@snood,
I agree whole heartedly that blacks in America have gotten a truly horrible shake, but the harms has decreased over the years since slavery. This is a fact, plain and simple. In the Jim Crow days there may have been a tiny handful of African-Americans for whom reparations might have seemed unnecessary, now there are, at the very least, hundreds of thousands, if not millions who would fit that category.
Taking nothing from the personal experiences of successful African-Americans, but it defies credulity that the government might make payments to Ophra Winfrey, Kaye West, Michael Jordan, Clarence Thomas, Jesse Jackson, Thomas Sowell, or any of MLK progeny and nieces and nephews.
Sometimes a jury in a case where a wrong has been committed but where damages haven't been proven will award the plaintiff one dollar.
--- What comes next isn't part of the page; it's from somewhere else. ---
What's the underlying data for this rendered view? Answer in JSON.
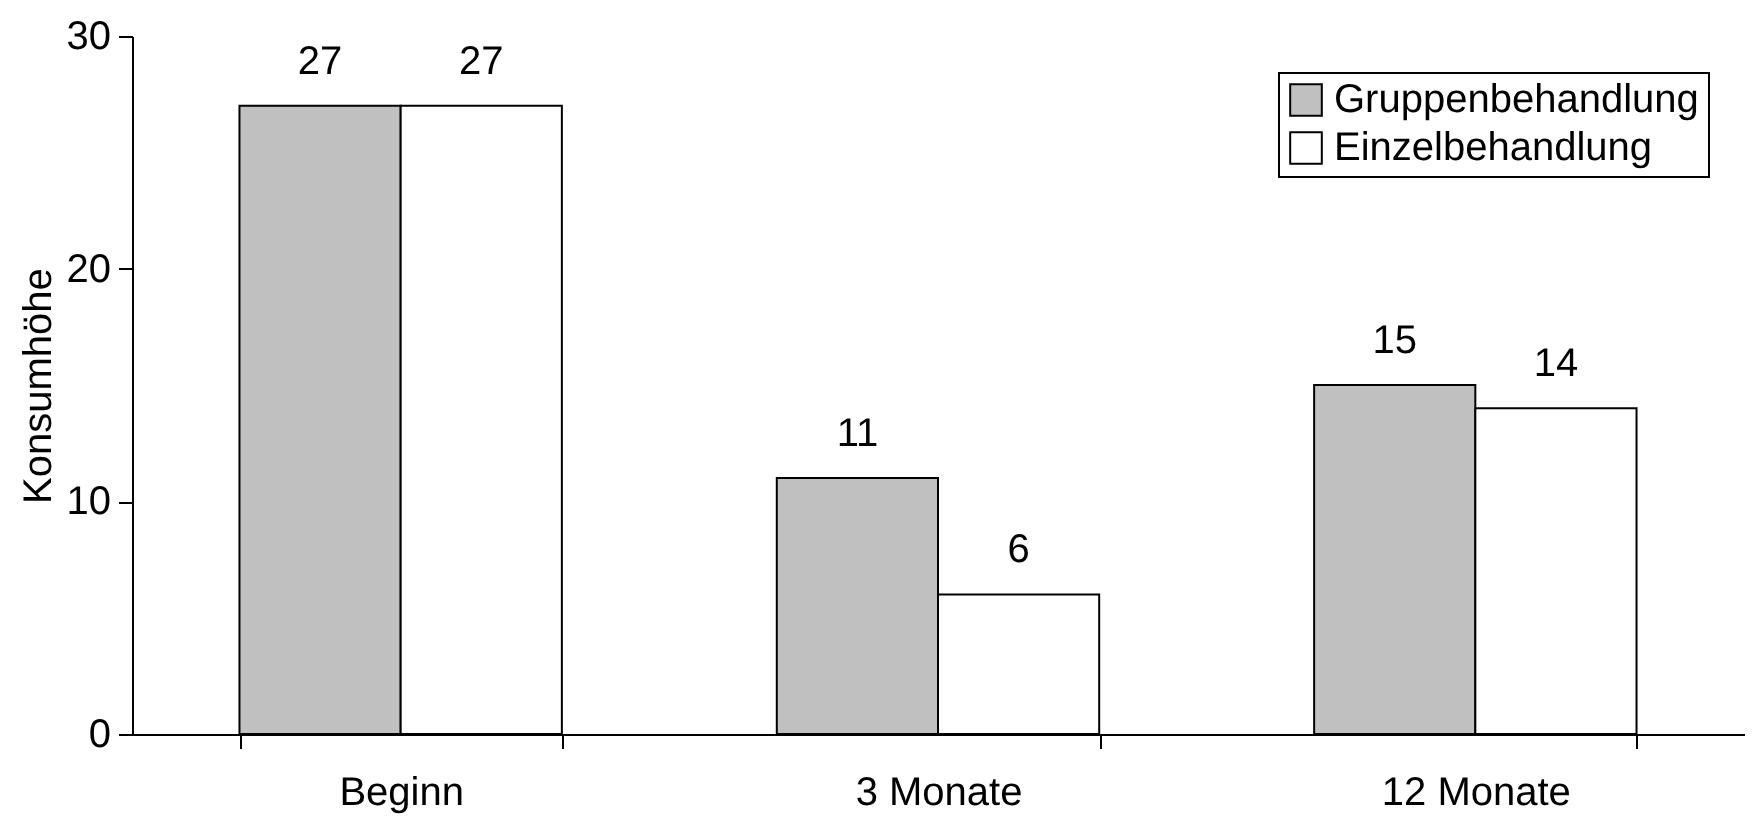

It's a symbolic award of course, but it remains true to the law. I would be content with such an outcome in this matter, even if the one dollar becomes one thousand dollars or a similar reasonable but not ruinous amount. I doubt however that the African-American community would be.
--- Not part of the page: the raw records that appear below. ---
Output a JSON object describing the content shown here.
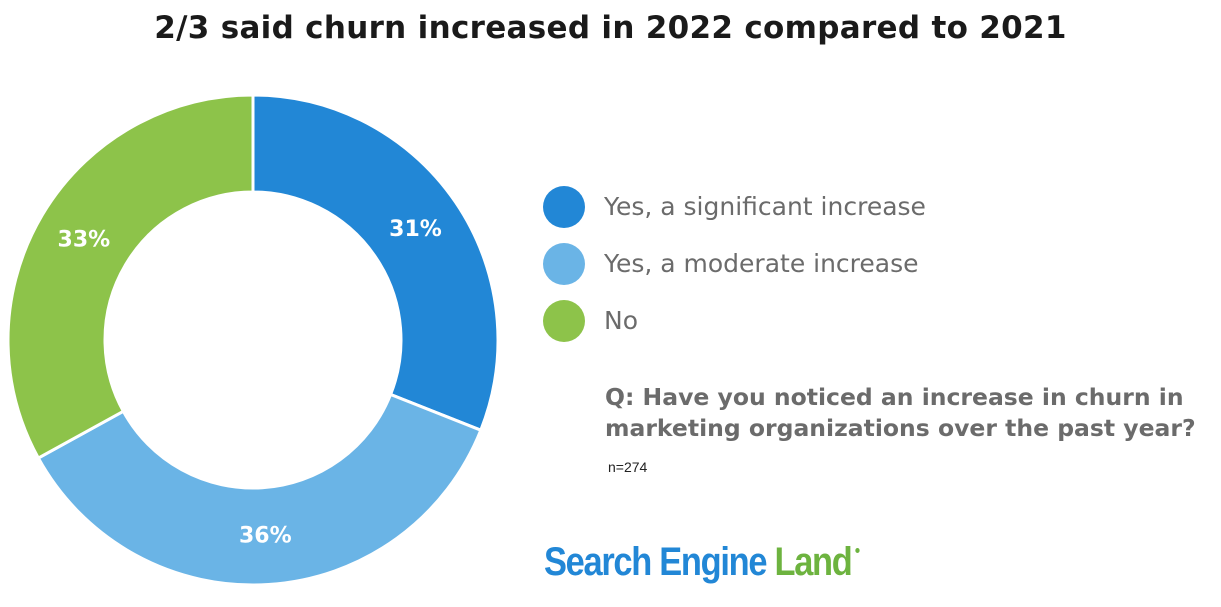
{
  "chart_data": {
    "type": "pie",
    "title": "2/3 said churn increased in 2022 compared to 2021",
    "donut": true,
    "legend_position": "right",
    "slices": [
      {
        "label": "Yes, a significant increase",
        "value": 31,
        "display": "31%",
        "color": "#2287d6"
      },
      {
        "label": "Yes, a moderate increase",
        "value": 36,
        "display": "36%",
        "color": "#6ab4e6"
      },
      {
        "label": "No",
        "value": 33,
        "display": "33%",
        "color": "#8dc34a"
      }
    ]
  },
  "colors": {
    "title": "#1a1a1a",
    "legend_text": "#6b6b6b",
    "question_text": "#6b6b6b",
    "sample_text": "#222222",
    "logo_blue": "#2287d6",
    "logo_green": "#6db33f",
    "slice_label": "#ffffff",
    "slice_border": "#ffffff"
  },
  "question": "Q: Have you noticed an increase in churn in marketing organizations over the past year?",
  "sample_size": "n=274",
  "logo": {
    "part1": "Search Engine",
    "part2": "Land",
    "mark": "logo-dot-icon"
  }
}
If the goal is to have a formal recognition of the terrible effect of slavery and racism on a significant segment of our society something like this, I think would fit the bill, but I don't think it has a snowball's chance in hell, and not simply because White bigots would oppose it.
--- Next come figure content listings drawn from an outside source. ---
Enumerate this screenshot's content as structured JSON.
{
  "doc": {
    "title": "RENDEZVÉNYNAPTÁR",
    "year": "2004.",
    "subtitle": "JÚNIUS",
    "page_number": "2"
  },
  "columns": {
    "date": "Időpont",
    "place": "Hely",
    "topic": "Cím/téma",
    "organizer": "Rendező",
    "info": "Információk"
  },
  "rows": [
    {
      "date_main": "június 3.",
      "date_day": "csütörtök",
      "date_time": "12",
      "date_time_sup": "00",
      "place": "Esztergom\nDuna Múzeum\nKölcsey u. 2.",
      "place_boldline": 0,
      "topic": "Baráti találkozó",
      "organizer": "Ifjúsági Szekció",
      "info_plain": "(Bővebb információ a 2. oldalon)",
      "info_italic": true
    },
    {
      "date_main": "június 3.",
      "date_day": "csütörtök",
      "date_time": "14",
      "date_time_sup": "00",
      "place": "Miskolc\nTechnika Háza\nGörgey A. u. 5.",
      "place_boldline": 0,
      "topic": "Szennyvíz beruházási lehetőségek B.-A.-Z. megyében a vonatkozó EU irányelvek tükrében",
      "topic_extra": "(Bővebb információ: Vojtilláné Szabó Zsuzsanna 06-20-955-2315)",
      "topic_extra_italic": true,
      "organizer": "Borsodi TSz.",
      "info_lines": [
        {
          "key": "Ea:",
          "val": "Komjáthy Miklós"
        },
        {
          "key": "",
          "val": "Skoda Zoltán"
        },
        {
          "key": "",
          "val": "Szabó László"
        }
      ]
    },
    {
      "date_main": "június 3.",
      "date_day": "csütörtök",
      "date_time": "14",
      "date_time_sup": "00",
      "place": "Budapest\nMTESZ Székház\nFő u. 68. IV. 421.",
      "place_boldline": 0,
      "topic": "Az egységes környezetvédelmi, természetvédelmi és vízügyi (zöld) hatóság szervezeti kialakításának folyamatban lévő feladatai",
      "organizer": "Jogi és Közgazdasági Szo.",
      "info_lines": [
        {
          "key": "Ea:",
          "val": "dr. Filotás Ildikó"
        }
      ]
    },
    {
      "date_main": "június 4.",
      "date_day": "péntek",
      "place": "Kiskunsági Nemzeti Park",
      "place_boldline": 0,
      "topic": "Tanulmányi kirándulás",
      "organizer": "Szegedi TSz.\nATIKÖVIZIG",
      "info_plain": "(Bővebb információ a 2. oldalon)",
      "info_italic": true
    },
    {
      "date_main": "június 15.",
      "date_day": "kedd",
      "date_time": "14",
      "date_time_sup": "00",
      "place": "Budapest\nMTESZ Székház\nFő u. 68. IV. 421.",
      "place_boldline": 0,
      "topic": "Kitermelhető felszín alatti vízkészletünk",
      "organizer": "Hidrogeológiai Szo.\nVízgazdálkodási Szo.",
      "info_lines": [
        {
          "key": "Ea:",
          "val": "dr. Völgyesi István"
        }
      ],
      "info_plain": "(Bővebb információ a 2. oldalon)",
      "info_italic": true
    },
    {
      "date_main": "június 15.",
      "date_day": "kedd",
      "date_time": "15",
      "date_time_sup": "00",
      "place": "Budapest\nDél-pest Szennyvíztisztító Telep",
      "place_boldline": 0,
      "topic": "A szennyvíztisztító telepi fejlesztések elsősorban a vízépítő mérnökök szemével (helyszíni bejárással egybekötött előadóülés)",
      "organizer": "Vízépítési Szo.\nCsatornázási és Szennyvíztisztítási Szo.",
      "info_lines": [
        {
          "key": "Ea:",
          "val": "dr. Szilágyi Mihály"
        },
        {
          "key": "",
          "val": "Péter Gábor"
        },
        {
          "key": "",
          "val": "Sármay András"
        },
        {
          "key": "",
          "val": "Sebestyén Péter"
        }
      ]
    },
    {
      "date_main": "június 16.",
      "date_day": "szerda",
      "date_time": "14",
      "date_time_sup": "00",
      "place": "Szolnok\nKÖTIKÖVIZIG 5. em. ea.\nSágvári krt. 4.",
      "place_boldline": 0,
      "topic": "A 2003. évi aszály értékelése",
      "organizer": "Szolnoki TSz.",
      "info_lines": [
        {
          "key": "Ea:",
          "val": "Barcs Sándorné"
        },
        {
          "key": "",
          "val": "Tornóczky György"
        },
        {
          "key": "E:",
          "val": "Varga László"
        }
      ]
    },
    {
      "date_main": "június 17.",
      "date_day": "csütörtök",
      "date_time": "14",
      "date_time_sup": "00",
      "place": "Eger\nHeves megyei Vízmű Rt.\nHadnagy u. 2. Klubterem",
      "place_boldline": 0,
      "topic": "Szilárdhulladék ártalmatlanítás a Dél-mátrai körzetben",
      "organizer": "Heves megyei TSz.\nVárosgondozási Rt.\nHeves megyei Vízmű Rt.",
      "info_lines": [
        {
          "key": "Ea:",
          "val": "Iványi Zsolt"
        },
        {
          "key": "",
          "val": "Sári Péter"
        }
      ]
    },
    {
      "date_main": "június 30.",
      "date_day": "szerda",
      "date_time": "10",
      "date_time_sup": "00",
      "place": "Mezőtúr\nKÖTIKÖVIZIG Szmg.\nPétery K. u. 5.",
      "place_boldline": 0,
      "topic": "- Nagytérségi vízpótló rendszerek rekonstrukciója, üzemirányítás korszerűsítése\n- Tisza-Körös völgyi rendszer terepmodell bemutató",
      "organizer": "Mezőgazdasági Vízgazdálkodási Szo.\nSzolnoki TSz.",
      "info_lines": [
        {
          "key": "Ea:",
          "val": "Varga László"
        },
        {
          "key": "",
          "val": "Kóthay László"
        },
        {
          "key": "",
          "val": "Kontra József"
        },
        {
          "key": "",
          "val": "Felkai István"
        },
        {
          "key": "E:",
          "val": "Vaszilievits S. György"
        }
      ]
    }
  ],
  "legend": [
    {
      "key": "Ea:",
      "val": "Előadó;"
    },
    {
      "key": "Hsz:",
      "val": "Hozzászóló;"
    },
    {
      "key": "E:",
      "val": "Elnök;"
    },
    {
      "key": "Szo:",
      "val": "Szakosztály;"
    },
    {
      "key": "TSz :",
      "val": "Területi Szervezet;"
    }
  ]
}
It truly would be wonderful if there was a means to clean the American slate of racism, and it would be worth a great amount of money to do so, but this is a pipe dream. The government could award every African-American a million dollars, but it wouldn't put and end to racism and it wouldn't put an end to people complaining about it. However that is exactly what would be expected: "Jesus Christ we gave you all a million dollars and you're still bitching!"
Unfortunately there is only one solution: Time.
If I were black I wouldn't be happy about that, but that's the way it is.